Friday, June 17, 2011

Hiding One's Non-Drinking

I'll always remember a new boss I had once, who quickly became the scourge of all of my colleagues.  It probably wasn't just the bow tie he liked to wear.  When he first arrived we had a little office holiday party, to which he promptly responded that he'd come, of course, but that he "didn't drink." This was odd.  Everyone looked puzzled.  And as young fashionably liberal outgoing anti-poverty type people we were, this was indeed appalling.  He wasn't one of us.

Yes, I'm dramatizing a single variable among many, and there were many, but so much of our social world is (get ready for a tautological statement) about who we can appeal to regarding similarly held positions, attitudes, and norms.  So, not drinking as a sign of one's identity automatically breaks ranks with others.   I guess it depends on who we want to socialize with. 

 I feel less awkward lately myself, and more comfortable with myself generally (even though I'm more aware of my limitations and lack of knowledge), though I'm still susceptible to fits of anxiety at times, especially if I've had a cup of coffee (yeah, even though I love coffee). Still, interactions are strange things, in a way.  We take it for granted that people say what they think, and, I think (pun intended), most times, people say what they think.  Except that there's a few layers going on that probably aren't realized coherently on the surface level of verbalization.  People seek certain associations, and follow certain patterns, irrespective of their specific belief systems, irrespective of their thoughts and words.  Or, the words are an outgrowth of certain undeniably human traits that none of us are exempt from. So, when we say we don't drink, we cut ourselves off from certain people--and it isn't just the extreme lush out there that will shudder--because most people do drink, and think it is normal to do so... the trick is to say it nonchalantly so that the statement isn't seen as highly bound up with personal identity--though, watch it, most people will try to get you to drink at some point, and they might do so aggressively, so this strategy has some risk associated with it. 

 Eventually you've gotta come up with a narrative for why you're not drinking.  
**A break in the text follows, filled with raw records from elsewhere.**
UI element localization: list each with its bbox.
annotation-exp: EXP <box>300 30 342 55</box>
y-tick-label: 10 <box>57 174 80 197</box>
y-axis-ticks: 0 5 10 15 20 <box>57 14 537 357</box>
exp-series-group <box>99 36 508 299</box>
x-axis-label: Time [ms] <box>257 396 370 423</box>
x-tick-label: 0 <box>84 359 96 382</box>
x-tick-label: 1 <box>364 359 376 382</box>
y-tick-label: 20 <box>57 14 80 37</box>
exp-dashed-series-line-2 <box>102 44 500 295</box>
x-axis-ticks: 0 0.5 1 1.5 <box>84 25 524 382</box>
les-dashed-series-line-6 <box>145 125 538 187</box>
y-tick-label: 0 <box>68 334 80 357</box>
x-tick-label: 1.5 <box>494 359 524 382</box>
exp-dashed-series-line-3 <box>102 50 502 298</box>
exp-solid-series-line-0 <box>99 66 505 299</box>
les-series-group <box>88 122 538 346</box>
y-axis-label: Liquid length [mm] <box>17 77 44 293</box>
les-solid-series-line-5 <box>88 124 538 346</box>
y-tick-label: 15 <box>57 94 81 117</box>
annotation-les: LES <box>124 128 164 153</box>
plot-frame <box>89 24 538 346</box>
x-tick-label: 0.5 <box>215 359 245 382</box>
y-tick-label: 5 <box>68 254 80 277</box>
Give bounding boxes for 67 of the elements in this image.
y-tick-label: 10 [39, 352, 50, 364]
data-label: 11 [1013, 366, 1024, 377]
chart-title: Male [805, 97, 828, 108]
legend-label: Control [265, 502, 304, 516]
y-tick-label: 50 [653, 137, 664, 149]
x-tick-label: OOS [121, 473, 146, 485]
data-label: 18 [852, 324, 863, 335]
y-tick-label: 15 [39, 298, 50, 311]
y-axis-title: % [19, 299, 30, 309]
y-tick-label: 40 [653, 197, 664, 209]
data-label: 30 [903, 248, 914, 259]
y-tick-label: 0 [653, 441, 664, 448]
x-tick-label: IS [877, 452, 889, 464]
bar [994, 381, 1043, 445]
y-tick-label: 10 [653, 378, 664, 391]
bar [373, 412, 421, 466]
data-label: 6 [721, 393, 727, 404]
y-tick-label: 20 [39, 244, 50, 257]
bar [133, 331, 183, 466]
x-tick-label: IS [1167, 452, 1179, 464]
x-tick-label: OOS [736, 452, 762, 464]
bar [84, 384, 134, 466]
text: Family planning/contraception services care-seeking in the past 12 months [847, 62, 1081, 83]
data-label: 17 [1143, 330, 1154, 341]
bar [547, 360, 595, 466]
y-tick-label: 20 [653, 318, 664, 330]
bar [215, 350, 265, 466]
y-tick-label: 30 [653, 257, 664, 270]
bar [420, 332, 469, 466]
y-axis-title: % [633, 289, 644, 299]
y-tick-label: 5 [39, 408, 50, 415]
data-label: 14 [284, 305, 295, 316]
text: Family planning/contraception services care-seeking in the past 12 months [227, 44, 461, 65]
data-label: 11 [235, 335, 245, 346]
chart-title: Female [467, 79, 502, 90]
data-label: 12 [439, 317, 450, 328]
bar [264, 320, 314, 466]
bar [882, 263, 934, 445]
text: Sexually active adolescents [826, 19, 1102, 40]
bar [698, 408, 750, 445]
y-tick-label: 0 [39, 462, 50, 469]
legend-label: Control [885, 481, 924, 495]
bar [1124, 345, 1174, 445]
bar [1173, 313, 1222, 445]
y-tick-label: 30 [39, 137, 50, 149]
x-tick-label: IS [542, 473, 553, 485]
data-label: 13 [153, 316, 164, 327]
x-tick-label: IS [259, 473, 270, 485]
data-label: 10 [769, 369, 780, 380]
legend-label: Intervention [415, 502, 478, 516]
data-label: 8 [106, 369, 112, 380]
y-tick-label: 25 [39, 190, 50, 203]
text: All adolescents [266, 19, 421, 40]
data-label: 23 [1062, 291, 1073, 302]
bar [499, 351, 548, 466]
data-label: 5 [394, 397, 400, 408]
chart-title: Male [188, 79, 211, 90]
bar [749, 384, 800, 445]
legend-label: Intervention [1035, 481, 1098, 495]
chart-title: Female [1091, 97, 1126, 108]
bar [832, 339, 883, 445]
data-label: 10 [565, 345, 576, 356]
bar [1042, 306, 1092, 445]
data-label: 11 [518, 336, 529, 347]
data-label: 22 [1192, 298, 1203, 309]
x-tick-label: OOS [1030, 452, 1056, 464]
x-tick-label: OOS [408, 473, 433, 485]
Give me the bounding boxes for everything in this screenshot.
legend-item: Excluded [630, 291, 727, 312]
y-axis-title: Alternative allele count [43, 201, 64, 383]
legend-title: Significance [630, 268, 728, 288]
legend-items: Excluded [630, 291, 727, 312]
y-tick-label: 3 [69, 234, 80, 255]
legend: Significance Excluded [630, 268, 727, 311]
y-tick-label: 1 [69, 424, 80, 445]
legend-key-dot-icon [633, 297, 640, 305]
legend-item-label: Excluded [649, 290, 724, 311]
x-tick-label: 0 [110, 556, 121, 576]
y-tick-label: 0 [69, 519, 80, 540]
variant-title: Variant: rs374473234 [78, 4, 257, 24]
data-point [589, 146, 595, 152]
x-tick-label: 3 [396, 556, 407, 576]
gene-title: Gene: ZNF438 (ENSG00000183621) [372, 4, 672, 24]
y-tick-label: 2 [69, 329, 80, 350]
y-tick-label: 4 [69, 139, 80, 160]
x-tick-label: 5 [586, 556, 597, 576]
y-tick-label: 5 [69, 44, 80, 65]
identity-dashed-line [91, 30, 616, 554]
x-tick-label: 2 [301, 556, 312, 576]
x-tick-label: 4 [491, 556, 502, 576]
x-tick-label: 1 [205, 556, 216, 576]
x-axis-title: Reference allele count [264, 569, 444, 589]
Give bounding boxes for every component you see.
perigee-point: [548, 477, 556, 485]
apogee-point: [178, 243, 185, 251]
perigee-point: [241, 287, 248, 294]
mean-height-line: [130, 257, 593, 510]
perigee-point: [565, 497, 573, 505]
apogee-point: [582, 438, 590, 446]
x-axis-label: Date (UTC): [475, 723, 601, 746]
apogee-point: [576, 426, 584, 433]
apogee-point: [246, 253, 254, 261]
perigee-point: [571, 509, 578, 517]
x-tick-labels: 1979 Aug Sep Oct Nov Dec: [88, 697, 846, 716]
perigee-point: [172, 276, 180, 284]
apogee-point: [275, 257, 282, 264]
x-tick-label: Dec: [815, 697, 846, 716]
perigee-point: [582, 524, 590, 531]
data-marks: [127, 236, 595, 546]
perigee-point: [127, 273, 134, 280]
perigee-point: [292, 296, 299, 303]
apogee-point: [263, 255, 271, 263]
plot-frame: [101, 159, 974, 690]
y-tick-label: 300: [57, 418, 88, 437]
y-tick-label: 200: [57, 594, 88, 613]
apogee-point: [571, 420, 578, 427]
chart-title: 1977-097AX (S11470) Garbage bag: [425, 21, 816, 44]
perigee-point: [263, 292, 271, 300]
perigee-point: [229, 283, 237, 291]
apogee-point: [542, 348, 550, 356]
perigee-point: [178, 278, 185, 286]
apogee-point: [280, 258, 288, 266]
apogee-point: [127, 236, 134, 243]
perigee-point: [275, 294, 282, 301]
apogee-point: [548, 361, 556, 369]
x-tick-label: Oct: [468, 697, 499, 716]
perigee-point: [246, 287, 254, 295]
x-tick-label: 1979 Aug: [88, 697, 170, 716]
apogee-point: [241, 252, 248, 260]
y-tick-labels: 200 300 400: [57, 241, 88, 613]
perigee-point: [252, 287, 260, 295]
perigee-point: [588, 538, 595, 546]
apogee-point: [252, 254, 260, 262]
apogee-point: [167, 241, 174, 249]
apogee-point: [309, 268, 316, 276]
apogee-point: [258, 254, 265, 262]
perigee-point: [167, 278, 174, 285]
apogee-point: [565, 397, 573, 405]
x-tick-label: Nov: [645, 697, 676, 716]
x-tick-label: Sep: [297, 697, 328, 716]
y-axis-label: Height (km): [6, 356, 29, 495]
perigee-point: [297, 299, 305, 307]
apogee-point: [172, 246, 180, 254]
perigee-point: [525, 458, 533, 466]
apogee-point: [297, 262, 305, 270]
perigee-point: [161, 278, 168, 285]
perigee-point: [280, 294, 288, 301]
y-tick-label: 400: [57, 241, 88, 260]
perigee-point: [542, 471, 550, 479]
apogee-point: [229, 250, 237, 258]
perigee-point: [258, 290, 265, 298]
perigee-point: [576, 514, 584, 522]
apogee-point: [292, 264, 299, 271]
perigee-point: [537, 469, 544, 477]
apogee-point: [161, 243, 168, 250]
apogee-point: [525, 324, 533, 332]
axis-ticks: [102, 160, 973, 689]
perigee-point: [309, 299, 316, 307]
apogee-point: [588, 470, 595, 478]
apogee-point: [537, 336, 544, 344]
I guess what I'm really struggling with here is this: I don't think it is a good idea to tell unfamiliar people that you've got a problem with alcohol and that's why you stopped drinking.  Maybe I should just be open with it, and let them think what they think.  Maybe I don't want to be excluded from their group.  Maybe I already am excluded, though, and I have nothing to lose.  Still, my mind ticks off this rationale: I stopped drinking so that drinking wasn't a big part of my life. I don't want not-drinking to be an obsessive caterwaul of paranoia, either.